Frank Boulben, Chief Revenue Officer de Verizon: « A guy with a funny accent » chez le géant mobile américain

Frank Boulben, Chief Revenue Officer de Verizon: « A guy with a funny accent » chez le géant mobile américain

Par Marie-Barbe Girard / Le 19 mai 2025 / Business

Faire le portrait de Frank Boulben, c’est un peu retracer l’histoire des télécoms depuis le début des années 90. Le Chief Revenue Officer (CRO) de Verizon Consumer Group, à la tête d’un chiffre d’affaires annuel de plus de 105 milliards de dollars, a fait ses armes chez tous les grands opérateurs de télécom et d’internet, de SFR à Vivendi, Orange, Vodafone, Blackberry et enfin Verizon. Une carrière hors normes, sous le signe de la révolution numérique.

L’épopée Vivendi

Frank Boulben ne se destinait pourtant pas aux télécoms. À la sortie de l’École Polytechnique, il choisit pour école d’application les Ponts et Chaussées et commence sa carrière comme consultant chez CVA. C’est au hasard d’une mission, au début des années 90, qu’il réalise que « la téléphonie mobile allait transformer nos vies ». Ni une ni deux, il rejoint SFR, en pleine dérégulation du téléphone fixe et hyper-croissance du téléphone mobile. C’est là qu’il est repéré par Jean-Marie Messier, aux commandes de l’ancienne Compagnie Générale des Eaux, renommée Vivendi. Frank Boulben prend le poste de co-CEO de Vivendi Net. « Durant la bulle Internet des années 2000, en trois ans seulement, j’ai vécu un cycle industriel complet : nous sommes passés d’une valorisation de zéro a 50 milliards d’euros, avant de revenir à zéro en l’espace de trois ans ! ». 

Frank Boulben est aux premières loges de l’aventure Vivendi. « Lorsque nous annonçons notre portail multi-accès [qui permet d’accéder à internet de son mobile, de son ordinateur et de sa télévision, ndlr] en partenariat avec Vodafone, le cours de Vivendi bondit de 15 à plus de 80 euros, raconte-t-il.

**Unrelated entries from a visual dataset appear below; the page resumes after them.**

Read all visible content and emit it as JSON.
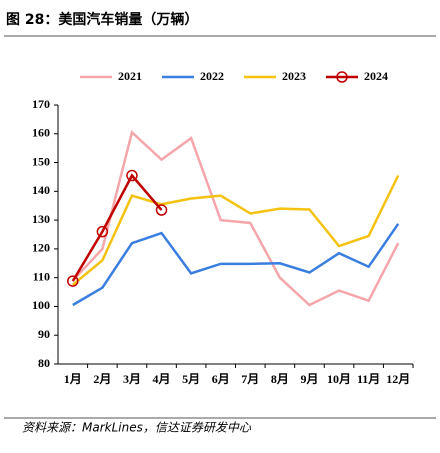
{
  "chart_data": {
    "type": "line",
    "title": "图 28：美国汽车销量（万辆）",
    "source": "资料来源：MarkLines，信达证券研发中心",
    "categories": [
      "1月",
      "2月",
      "3月",
      "4月",
      "5月",
      "6月",
      "7月",
      "8月",
      "9月",
      "10月",
      "11月",
      "12月"
    ],
    "series": [
      {
        "name": "2021",
        "color": "#f4a6aa",
        "values": [
          109,
          120,
          160.5,
          151,
          158.5,
          130,
          129,
          110,
          100.5,
          105.5,
          102,
          122
        ]
      },
      {
        "name": "2022",
        "color": "#3a7ee0",
        "values": [
          100.5,
          106.5,
          122,
          125.5,
          111.5,
          114.8,
          114.8,
          115,
          111.8,
          118.5,
          113.8,
          128.7
        ]
      },
      {
        "name": "2023",
        "color": "#f5c211",
        "values": [
          107.5,
          116,
          138.5,
          135.5,
          137.5,
          138.5,
          132.3,
          134,
          133.7,
          121,
          124.5,
          145.5
        ]
      },
      {
        "name": "2024",
        "color": "#c00000",
        "marker": "circle",
        "values": [
          108.8,
          126,
          145.5,
          133.5,
          null,
          null,
          null,
          null,
          null,
          null,
          null,
          null
        ]
      }
    ],
    "ylim": [
      80,
      170
    ],
    "yticks": [
      80,
      90,
      100,
      110,
      120,
      130,
      140,
      150,
      160,
      170
    ],
    "legend": "top"
  }
}
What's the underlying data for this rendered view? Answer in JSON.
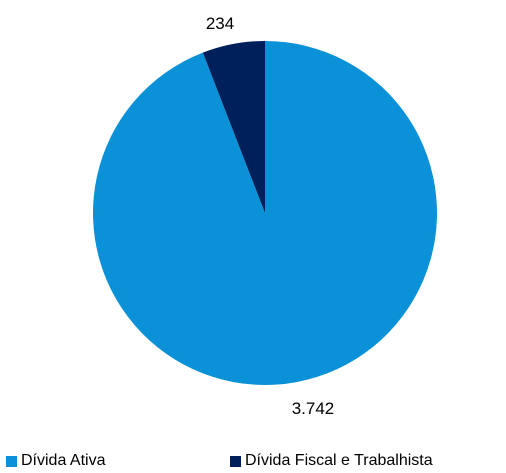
{
  "chart_data": {
    "type": "pie",
    "title": "",
    "start": "top",
    "direction": "clockwise",
    "legend_position": "bottom",
    "series": [
      {
        "name": "Dívida Ativa",
        "value": 3742,
        "label": "3.742",
        "color": "#0a91d7"
      },
      {
        "name": "Dívida Fiscal e Trabalhista",
        "value": 234,
        "label": "234",
        "color": "#00205b"
      }
    ]
  }
}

Messier veut en profiter pour acheter des actifs, et annonce l’un des plus grands deals du moment, le rachat de Seagram, payé 100% en actions Vivendi ».

Seagram est un conglomérat canadien qui, en plus de ses activités traditionnelles dans les vins et spiritueux (revendues par Vivendi pour plus de 10 milliards de dollars), détient Universal Studios, Universal Music et des participations importantes dans Match.com et Expedia. « À l’été 2000, Vivendi s’apprête à faire une dernière acquisition, celle d’un groupe de Pay TV américain – c’est la dernière marche pour devenir le premier groupe de médias au monde, devant News Corp ! Mais le groupe est trop endetté, le marché se retourne, Messier est débarqué  ».

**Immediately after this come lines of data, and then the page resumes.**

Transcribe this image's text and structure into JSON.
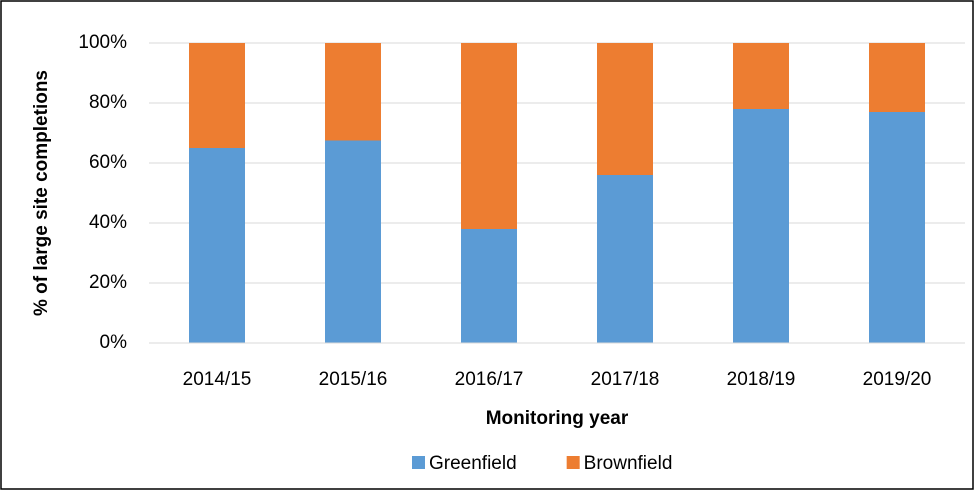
{
  "chart_data": {
    "type": "stacked_bar",
    "categories": [
      "2014/15",
      "2015/16",
      "2016/17",
      "2017/18",
      "2018/19",
      "2019/20"
    ],
    "series": [
      {
        "name": "Greenfield",
        "color": "#5b9bd5",
        "values": [
          65,
          67.5,
          38,
          56,
          78,
          77
        ]
      },
      {
        "name": "Brownfield",
        "color": "#ed7d31",
        "values": [
          35,
          32.5,
          62,
          44,
          22,
          23
        ]
      }
    ],
    "x_label": "Monitoring year",
    "y_label": "% of large site completions",
    "ylim": [
      0,
      100
    ],
    "yticks": [
      {
        "value": 0,
        "label": "0%"
      },
      {
        "value": 20,
        "label": "20%"
      },
      {
        "value": 40,
        "label": "40%"
      },
      {
        "value": 60,
        "label": "60%"
      },
      {
        "value": 80,
        "label": "80%"
      },
      {
        "value": 100,
        "label": "100%"
      }
    ],
    "grid": true,
    "legend": "bottom"
  }
}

Frank Boulben a le nez creux, il quitte Vivendi juste avant la débâcle. Mais la réputation sulfureuse du groupe lui colle au corps : « je suis considéré comme un “Messier boy”, je n’obtiens pas un entretien, impossible de trouver un job en France ». Retour forcé à la case départ, chez CVA comme Partner pour créer une practice télécoms, media et technologie.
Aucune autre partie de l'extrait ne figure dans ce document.